Accountability in 'the cloud'

Ignoring the irritating marketing term of 'the cloud', I'm all for putting stuff online. I'm a big user of dropbox, which lets me store files in a datacentre somewhere. I use google docs from time to time, which lets me access a file from anywhere I happen to be. I use Evernote on my laptop, phone and work desktop. It's all good.

But... what about responsibility for that data?

Call me paranoid, but what about backup and restore? I just can't get away from the fear that all my data might get lost and the response from whichever company loses it would most likely be 'meh'.

I'm feeling this more than ever as I start to use a fantastic GTD online wotnot called nirvanahq.com In Beta at the moment, it's growing slowly and the development team are adding and refining features following user feedback.

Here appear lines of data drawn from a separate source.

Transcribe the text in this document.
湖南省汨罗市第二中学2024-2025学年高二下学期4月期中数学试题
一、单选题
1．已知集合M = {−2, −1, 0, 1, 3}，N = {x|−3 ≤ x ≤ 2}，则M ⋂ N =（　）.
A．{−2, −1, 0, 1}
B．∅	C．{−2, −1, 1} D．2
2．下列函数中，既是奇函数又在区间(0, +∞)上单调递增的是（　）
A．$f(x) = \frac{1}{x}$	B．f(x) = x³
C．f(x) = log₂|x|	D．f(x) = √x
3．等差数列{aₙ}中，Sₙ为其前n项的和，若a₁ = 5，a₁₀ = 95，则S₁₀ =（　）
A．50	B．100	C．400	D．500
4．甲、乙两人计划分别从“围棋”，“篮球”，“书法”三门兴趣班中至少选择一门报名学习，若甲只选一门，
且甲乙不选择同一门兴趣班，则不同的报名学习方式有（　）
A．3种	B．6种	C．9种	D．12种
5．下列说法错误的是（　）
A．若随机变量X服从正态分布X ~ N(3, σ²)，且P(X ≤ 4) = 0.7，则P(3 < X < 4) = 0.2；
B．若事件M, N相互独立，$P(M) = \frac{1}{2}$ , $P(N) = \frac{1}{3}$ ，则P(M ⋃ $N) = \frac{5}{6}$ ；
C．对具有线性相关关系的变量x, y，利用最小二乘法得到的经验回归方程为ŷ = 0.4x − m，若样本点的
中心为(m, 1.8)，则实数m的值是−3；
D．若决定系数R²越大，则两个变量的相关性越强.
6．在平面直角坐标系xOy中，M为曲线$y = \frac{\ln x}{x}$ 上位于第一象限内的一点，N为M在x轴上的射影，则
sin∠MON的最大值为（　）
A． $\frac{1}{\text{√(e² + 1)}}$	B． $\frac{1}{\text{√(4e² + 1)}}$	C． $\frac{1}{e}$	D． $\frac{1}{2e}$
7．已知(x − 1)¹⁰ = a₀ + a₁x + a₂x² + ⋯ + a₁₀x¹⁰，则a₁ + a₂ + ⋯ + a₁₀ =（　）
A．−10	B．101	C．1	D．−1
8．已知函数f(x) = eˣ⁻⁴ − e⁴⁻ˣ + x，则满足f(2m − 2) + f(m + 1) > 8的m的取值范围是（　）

The problem for me is whoever's running the site is completely unaccountable to me. They're developing something as a business but right now they're not taking any funding from it and I have no idea how they're paying for it.

The upshot is that although the beta site looks great, and I really want to use it, dare I trust my organisational life to it?

I've felt the same way about Toodledo.com, an offering I use at the moment. It's more established and has pay plans in place, but as a user there's no information about who runs it, how profitable it is or in fact any information that might help me decide whether I want to trust in the platform.

If any of these businesses are in trouble, will they tell their users? Doubtful. If the business folds, would users be told then or would the first sign of trouble be when the site drops offline?

Outdated as it may be I find myself craving good old locally installed desktop software (with sync to a mobile device of course) which lets me do whatever I need to do, and makes looking after the data my responsibility.

I know many people will steam ahead and stick everything 'in the cloud' given half a chance, but I suspect the real vision of cloud computing isn't going to convince people like me until there's a simple, coherent way to backup your own data.